In light of the latest U.S. Supreme Court ruling that found New York state’s “proper cause” requirement for a concealed weapons permit to be unconstitutional, pro-Second Amendment groups are seeking to block a similar permit regulation in New York City, which they say “is just as bad if not worse.”
The Second Amendment Foundation (SAF), along with the Firearms Policy Coalition and five private citizens, on June 29 filed a motion in a federal trial court in New York City. They asked the court to stop the city from enforcing its own “proper cause” rule, which was established in the early 20th century, following the same logic of the newly invalidated state law.
“In light of the Supreme Court’s ruling that New York State’s ‘good cause’ mandate is unconstitutional, we felt compelled to file this action because the city’s ‘proper cause’ requirement is just as bad if not worse,” said SAF founder and Executive Vice President Alan M. Gottlieb in a press release.
“Two of our plaintiffs previously held carry licenses in New York City for decades, but in 2020, both were denied renewal on the grounds they lacked ‘proper cause,'” Gottlieb said, arguing that it would be an “insult” to the nation’s highest court if the city were to allow the unconstitutional rule to live on.
“The City adopted this restrictive and completely arbitrary regulation more than a hundred years ago,” Gottlieb said. “And we should not have to drag the city kicking and screaming into the 21st Century, and into compliance with the Second Amendment and the recent Supreme Court ruling.”
In a 6–3 decision, penned by Justice Clarence Thomas, the Supreme Court ruled it unconstitutional for New York state to demand concealed weapons permit applicants to justify their need. Specifically, the court’s conservative majority held that this rule violates the Constitution by preventing “law-abiding citizens with ordinary self-defense needs from exercising their Second Amendment right to keep and bear arms in public for self-defense.”

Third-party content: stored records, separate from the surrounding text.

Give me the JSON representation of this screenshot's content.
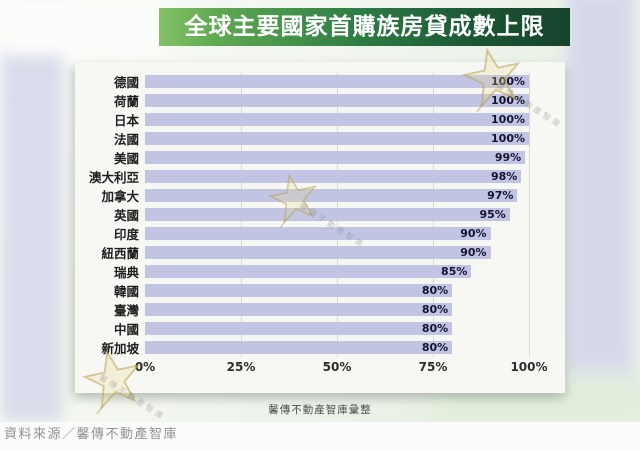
{
  "banner": {
    "title": "全球主要國家首購族房貸成數上限"
  },
  "chart_data": {
    "type": "bar",
    "orientation": "horizontal",
    "title": "全球主要國家首購族房貸成數上限",
    "categories": [
      "德國",
      "荷蘭",
      "日本",
      "法國",
      "美國",
      "澳大利亞",
      "加拿大",
      "英國",
      "印度",
      "紐西蘭",
      "瑞典",
      "韓國",
      "臺灣",
      "中國",
      "新加坡"
    ],
    "values": [
      100,
      100,
      100,
      100,
      99,
      98,
      97,
      95,
      90,
      90,
      85,
      80,
      80,
      80,
      80
    ],
    "value_suffix": "%",
    "x_ticks": [
      {
        "label": "0%",
        "value": 0
      },
      {
        "label": "25%",
        "value": 25
      },
      {
        "label": "50%",
        "value": 50
      },
      {
        "label": "75%",
        "value": 75
      },
      {
        "label": "100%",
        "value": 100
      }
    ],
    "xlim": [
      0,
      100
    ],
    "gridlines_at": [
      25,
      50,
      75,
      100
    ],
    "legend": "none",
    "bar_color": "#c1c5e3"
  },
  "caption": "馨傳不動產智庫彙整",
  "source_bar": {
    "text": "資料來源／馨傳不動產智庫"
  },
  "watermark": {
    "brand_text": "馨傳不動產智庫",
    "star_icon_color": "#c2a84f"
  },
  "colors": {
    "banner_gradient_start": "#85c166",
    "banner_gradient_mid": "#2e7d45",
    "banner_gradient_end": "#15432a",
    "bar": "#c1c5e3",
    "value_label": "#14142e",
    "panel_bg": "#f7f8f4",
    "bg_lavender_band": "#d7daec",
    "source_text": "#8f9398"
  }
}
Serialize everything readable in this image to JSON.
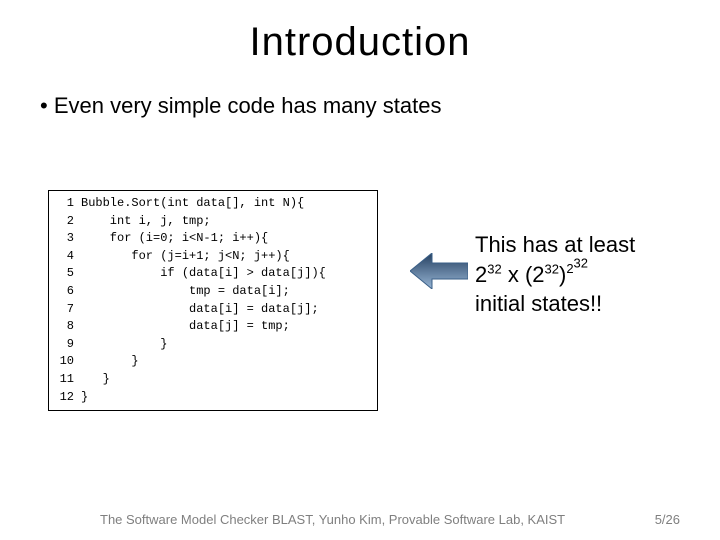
{
  "title": "Introduction",
  "bullet": "Even very simple code has many states",
  "code": {
    "lines": [
      {
        "n": "1",
        "t": "Bubble.Sort(int data[], int N){"
      },
      {
        "n": "2",
        "t": "    int i, j, tmp;"
      },
      {
        "n": "3",
        "t": "    for (i=0; i<N-1; i++){"
      },
      {
        "n": "4",
        "t": "       for (j=i+1; j<N; j++){"
      },
      {
        "n": "5",
        "t": "           if (data[i] > data[j]){"
      },
      {
        "n": "6",
        "t": "               tmp = data[i];"
      },
      {
        "n": "7",
        "t": "               data[i] = data[j];"
      },
      {
        "n": "8",
        "t": "               data[j] = tmp;"
      },
      {
        "n": "9",
        "t": "           }"
      },
      {
        "n": "10",
        "t": "       }"
      },
      {
        "n": "11",
        "t": "   }"
      },
      {
        "n": "12",
        "t": "}"
      }
    ]
  },
  "callout": {
    "line1": "This has at least",
    "base1": "2",
    "sup1": "32",
    "times": " x ",
    "base2_open": "(2",
    "sup2": "32",
    "base2_close": ")",
    "base3": "2",
    "sup3": "32",
    "line3": "initial states!!"
  },
  "arrow": {
    "fill_dark": "#254061",
    "fill_light": "#98b6d5",
    "stroke": "#3a5f87"
  },
  "footer": {
    "credit": "The Software Model Checker BLAST, Yunho Kim, Provable Software Lab, KAIST",
    "page": "5/26"
  },
  "colors": {
    "text": "#000000",
    "background": "#ffffff",
    "footer_text": "#7f7f7f"
  },
  "typography": {
    "title_fontsize": 40,
    "bullet_fontsize": 22,
    "code_fontsize": 12,
    "callout_fontsize": 22,
    "footer_fontsize": 13,
    "code_font": "Courier New",
    "body_font": "Segoe UI"
  },
  "layout": {
    "slide_w": 720,
    "slide_h": 540
  }
}
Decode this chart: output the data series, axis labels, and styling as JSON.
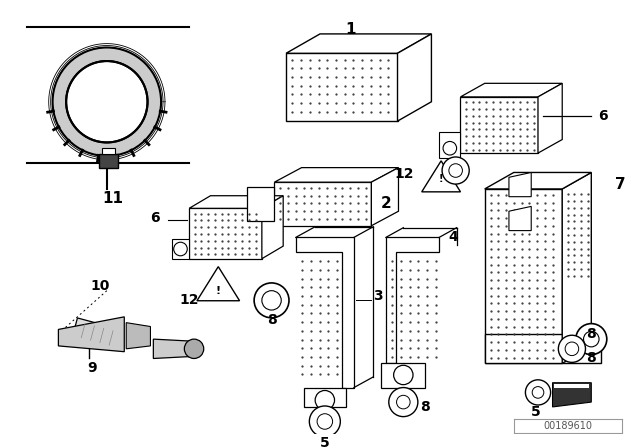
{
  "bg_color": "#ffffff",
  "line_color": "#000000",
  "fig_width": 6.4,
  "fig_height": 4.48,
  "dpi": 100,
  "part_number": "00189610"
}
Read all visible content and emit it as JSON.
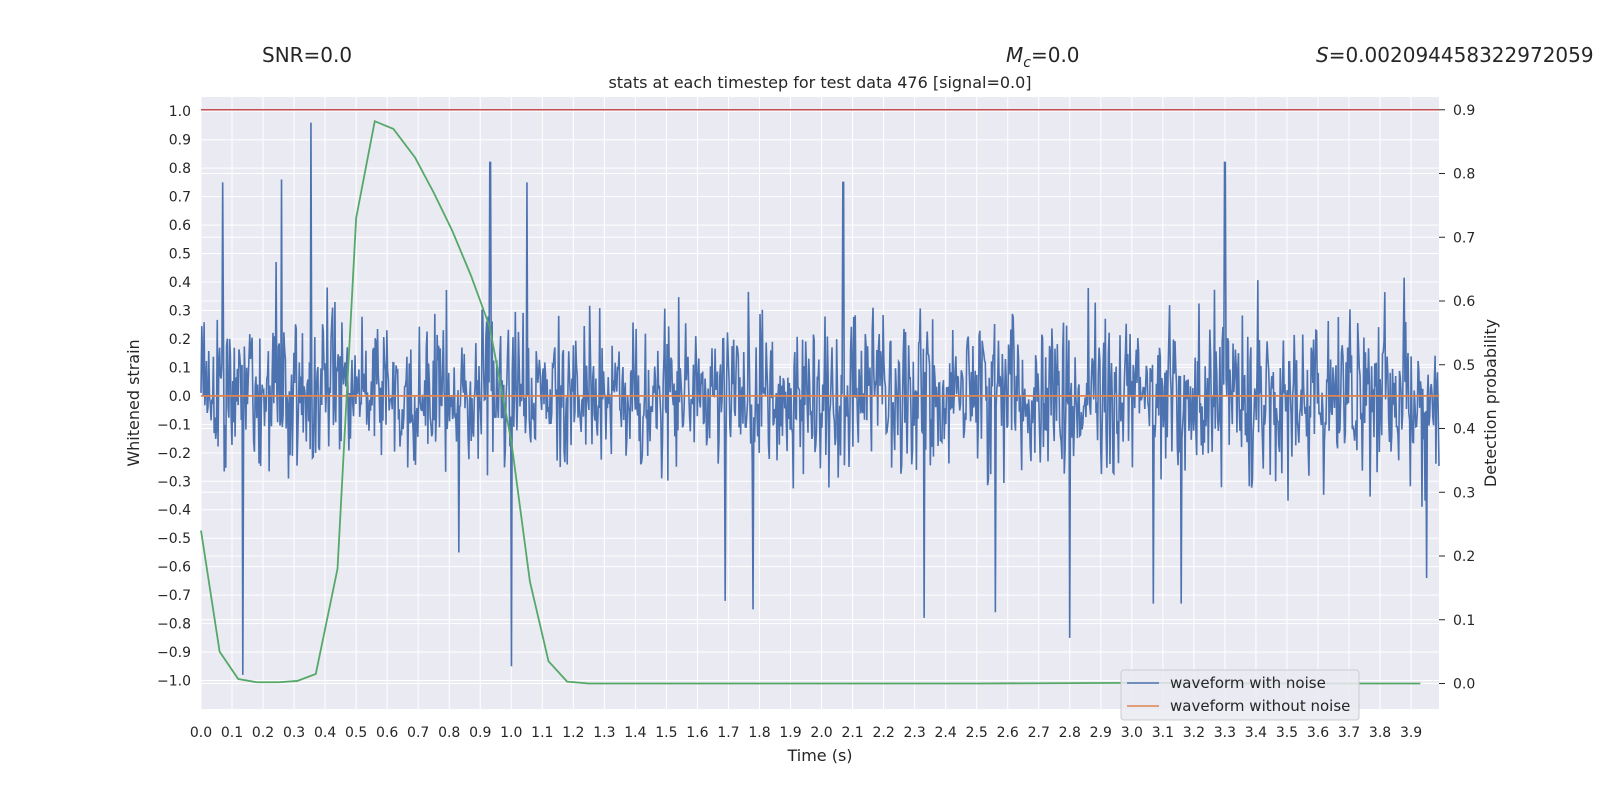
{
  "header": {
    "snr_label": "SNR=0.0",
    "mc_symbol": "M",
    "mc_subscript": "c",
    "mc_value": "=0.0",
    "s_symbol": "S",
    "s_value": "=0.002094458322972059"
  },
  "colors": {
    "plot_bg": "#eaeaf2",
    "grid": "#ffffff",
    "noise": "#4c72b0",
    "clean": "#dd8452",
    "prob": "#55a868",
    "threshold": "#c44e52",
    "text": "#262626"
  },
  "chart_data": {
    "type": "line",
    "title": "stats at each timestep for test data 476 [signal=0.0]",
    "xlabel": "Time (s)",
    "ylabel": "Whitened strain",
    "ylabel_right": "Detection probability",
    "xlim": [
      0.0,
      3.99
    ],
    "ylim": [
      -1.1,
      1.05
    ],
    "ylim_right": [
      -0.04,
      0.92
    ],
    "x_ticks": [
      0.0,
      0.1,
      0.2,
      0.3,
      0.4,
      0.5,
      0.6,
      0.7,
      0.8,
      0.9,
      1.0,
      1.1,
      1.2,
      1.3,
      1.4,
      1.5,
      1.6,
      1.7,
      1.8,
      1.9,
      2.0,
      2.1,
      2.2,
      2.3,
      2.4,
      2.5,
      2.6,
      2.7,
      2.8,
      2.9,
      3.0,
      3.1,
      3.2,
      3.3,
      3.4,
      3.5,
      3.6,
      3.7,
      3.8,
      3.9
    ],
    "x_tick_labels": [
      "0.0",
      "0.1",
      "0.2",
      "0.3",
      "0.4",
      "0.5",
      "0.6",
      "0.7",
      "0.8",
      "0.9",
      "1.0",
      "1.1",
      "1.2",
      "1.3",
      "1.4",
      "1.5",
      "1.6",
      "1.7",
      "1.8",
      "1.9",
      "2.0",
      "2.1",
      "2.2",
      "2.3",
      "2.4",
      "2.5",
      "2.6",
      "2.7",
      "2.8",
      "2.9",
      "3.0",
      "3.1",
      "3.2",
      "3.3",
      "3.4",
      "3.5",
      "3.6",
      "3.7",
      "3.8",
      "3.9"
    ],
    "y_ticks": [
      1.0,
      0.9,
      0.8,
      0.7,
      0.6,
      0.5,
      0.4,
      0.3,
      0.2,
      0.1,
      0.0,
      -0.1,
      -0.2,
      -0.3,
      -0.4,
      -0.5,
      -0.6,
      -0.7,
      -0.8,
      -0.9,
      -1.0
    ],
    "y_tick_labels": [
      "1.0",
      "0.9",
      "0.8",
      "0.7",
      "0.6",
      "0.5",
      "0.4",
      "0.3",
      "0.2",
      "0.1",
      "0.0",
      "−0.1",
      "−0.2",
      "−0.3",
      "−0.4",
      "−0.5",
      "−0.6",
      "−0.7",
      "−0.8",
      "−0.9",
      "−1.0"
    ],
    "y_ticks_right": [
      0.9,
      0.8,
      0.7,
      0.6,
      0.5,
      0.4,
      0.3,
      0.2,
      0.1,
      0.0
    ],
    "y_tick_labels_right": [
      "0.9",
      "0.8",
      "0.7",
      "0.6",
      "0.5",
      "0.4",
      "0.3",
      "0.2",
      "0.1",
      "0.0"
    ],
    "series": [
      {
        "name": "waveform with noise",
        "axis": "left",
        "note": "dense noise trace spanning roughly -1.0 to 0.96 whitened strain",
        "noise_amplitude": 0.26,
        "x_range": [
          0.0,
          3.99
        ],
        "samples": 1600,
        "spikes": [
          {
            "x": 0.355,
            "y": 0.96
          },
          {
            "x": 0.135,
            "y": -0.98
          },
          {
            "x": 0.932,
            "y": 0.82
          },
          {
            "x": 1.0,
            "y": -0.95
          },
          {
            "x": 3.3,
            "y": 0.82
          },
          {
            "x": 2.8,
            "y": -0.85
          },
          {
            "x": 2.33,
            "y": -0.78
          },
          {
            "x": 2.56,
            "y": -0.76
          },
          {
            "x": 0.26,
            "y": 0.76
          },
          {
            "x": 0.07,
            "y": 0.75
          },
          {
            "x": 2.07,
            "y": 0.75
          },
          {
            "x": 1.05,
            "y": 0.75
          },
          {
            "x": 1.69,
            "y": -0.72
          },
          {
            "x": 3.16,
            "y": -0.73
          },
          {
            "x": 3.07,
            "y": -0.73
          },
          {
            "x": 1.78,
            "y": -0.75
          },
          {
            "x": 0.83,
            "y": -0.55
          },
          {
            "x": 3.95,
            "y": -0.64
          }
        ]
      },
      {
        "name": "waveform without noise",
        "axis": "left",
        "x": [
          0.0,
          3.99
        ],
        "y": [
          0.0,
          0.0
        ]
      },
      {
        "name": "Detection probability",
        "axis": "right",
        "x": [
          0.0,
          0.06,
          0.12,
          0.18,
          0.25,
          0.31,
          0.37,
          0.44,
          0.5,
          0.56,
          0.62,
          0.69,
          0.75,
          0.81,
          0.87,
          0.93,
          1.0,
          1.06,
          1.12,
          1.18,
          1.25,
          1.5,
          2.0,
          2.5,
          3.0,
          3.5,
          3.93
        ],
        "y": [
          0.24,
          0.05,
          0.007,
          0.002,
          0.002,
          0.004,
          0.015,
          0.18,
          0.73,
          0.882,
          0.87,
          0.825,
          0.77,
          0.71,
          0.64,
          0.56,
          0.38,
          0.16,
          0.035,
          0.003,
          0.0,
          0.0,
          0.0,
          0.0,
          0.001,
          0.0,
          0.0
        ]
      },
      {
        "name": "threshold",
        "axis": "right",
        "x": [
          0.0,
          3.99
        ],
        "y": [
          0.9,
          0.9
        ]
      }
    ],
    "legend": {
      "placement": "lower-right",
      "entries": [
        "waveform with noise",
        "waveform without noise"
      ]
    },
    "grid": true
  }
}
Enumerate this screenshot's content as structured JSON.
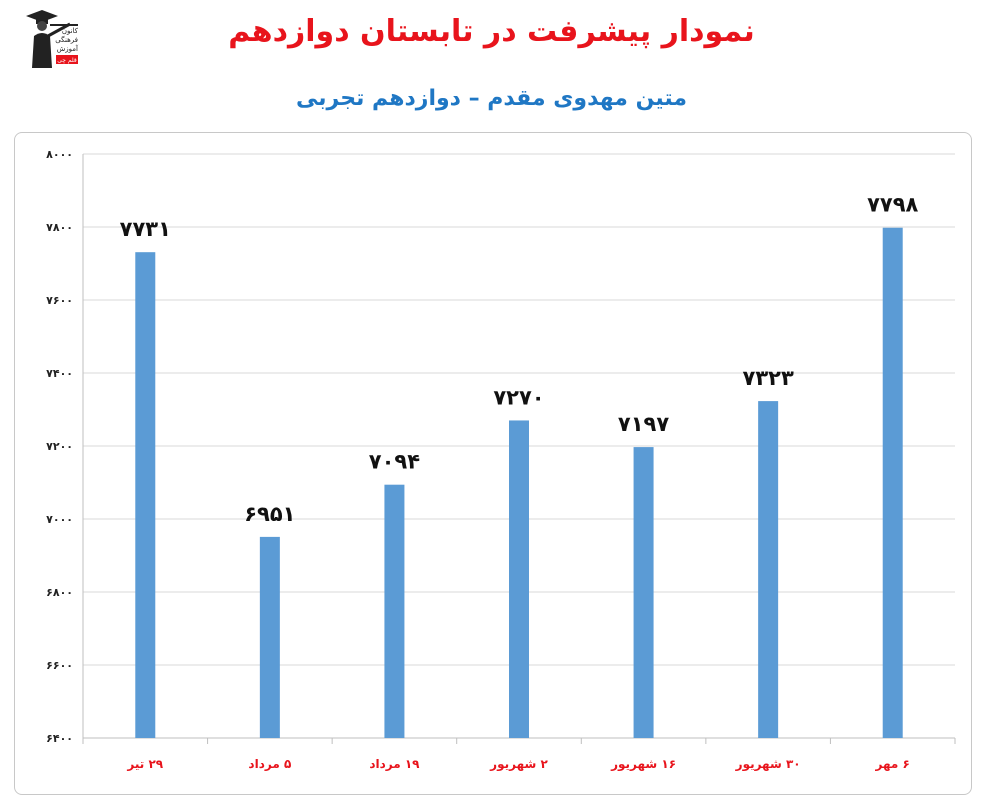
{
  "logo": {
    "name": "graduate-logo",
    "lines": [
      "کانون",
      "فرهنگی",
      "آموزش"
    ],
    "badge": "قلم چی"
  },
  "header": {
    "title": "نمودار پیشرفت در تابستان دوازدهم",
    "subtitle": "متین مهدوی مقدم – دوازدهم تجربی"
  },
  "chart_data": {
    "type": "bar",
    "categories": [
      "۲۹ تیر",
      "۵ مرداد",
      "۱۹ مرداد",
      "۲ شهریور",
      "۱۶ شهریور",
      "۳۰ شهریور",
      "۶ مهر"
    ],
    "values": [
      7731,
      6951,
      7094,
      7270,
      7197,
      7323,
      7798
    ],
    "value_labels": [
      "۷۷۳۱",
      "۶۹۵۱",
      "۷۰۹۴",
      "۷۲۷۰",
      "۷۱۹۷",
      "۷۳۲۳",
      "۷۷۹۸"
    ],
    "yticks": [
      6400,
      6600,
      6800,
      7000,
      7200,
      7400,
      7600,
      7800,
      8000
    ],
    "ytick_labels": [
      "۶۴۰۰",
      "۶۶۰۰",
      "۶۸۰۰",
      "۷۰۰۰",
      "۷۲۰۰",
      "۷۴۰۰",
      "۷۶۰۰",
      "۷۸۰۰",
      "۸۰۰۰"
    ],
    "ylim": [
      6400,
      8000
    ],
    "grid": true,
    "bar_color": "#5b9bd5",
    "tick_label_color": "#e8141c",
    "title": "",
    "xlabel": "",
    "ylabel": ""
  }
}
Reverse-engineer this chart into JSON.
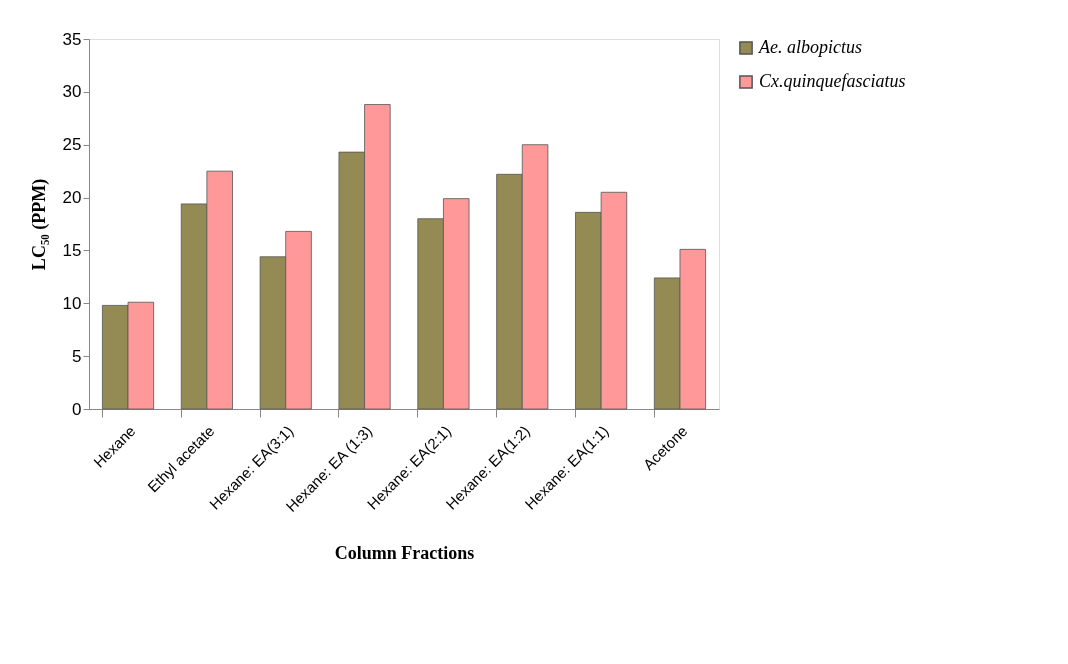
{
  "chart_data": {
    "type": "bar",
    "categories": [
      "Hexane",
      "Ethyl acetate",
      "Hexane: EA(3:1)",
      "Hexane: EA (1:3)",
      "Hexane: EA(2:1)",
      "Hexane: EA(1:2)",
      "Hexane: EA(1:1)",
      "Acetone"
    ],
    "series": [
      {
        "name": "Ae. albopictus",
        "color": "#948a54",
        "values": [
          9.8,
          19.4,
          14.4,
          24.3,
          18.0,
          22.2,
          18.6,
          12.4
        ]
      },
      {
        "name": "Cx.quinquefasciatus",
        "color": "#ff9999",
        "values": [
          10.1,
          22.5,
          16.8,
          28.8,
          19.9,
          25.0,
          20.5,
          15.1
        ]
      }
    ],
    "xlabel": "Column Fractions",
    "ylabel": "LC₅₀ (PPM)",
    "ylim": [
      0,
      35
    ],
    "yticks": [
      0,
      5,
      10,
      15,
      20,
      25,
      30,
      35
    ],
    "grid": false,
    "legend": "right"
  }
}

At least two states, namely California and New Jersey, have scrambled to react to the June 23 decision by telling law enforcement agencies to cease applying “proper cause” or “good cause” rules.
“It is the Attorney General’s view that the court’s decision renders California’s ‘good cause’ standard to secure a permit to carry a concealed weapon in most public places unconstitutional,” wrote California Attorney General Rob Bonta in a June 24 legal alert. “Permitting agencies may no longer require a demonstration of ‘good cause.'”
A similar directive came from New Jersey’s Acting Attorney General Matthew Platkin, who wrote that “the Supreme Court decision prevents New Jersey from continuing to require a demonstration of justifiable need in order to carry a handgun.” In New Jersey, concealed carry permits are rarely issued to ordinary citizens because they’re required to prove they have an urgent need based on a special danger to their life.
In New York, however, Gov. Kathy Hochul and New York City Mayor Eric Adams have shown little willingness to back off on gun policies.
Hochul, who on June 6 signed 10 Democrat-backed gun control bills into law, called for a special session of the Legislature “where we will explore a wide range of legislative options that will keep us in compliance with this ruling.” The session was scheduled to take place on June 30.
Meanwhile, Adams claimed the ruling “will put New Yorkers at further risk of gun violence,” adding that city hall will “continue to do everything possible to work with our federal, state, and local partners to protect our city.”
“Those efforts will include a comprehensive review of our approach to defining ‘sensitive locations’ where carrying a gun is banned, and reviewing our application process to ensure that only those who are fully qualified can obtain a carry license,” Adams said. “We will work together to mitigate the risks this decision will create once it is implemented, as we cannot allow New York to become the Wild West.”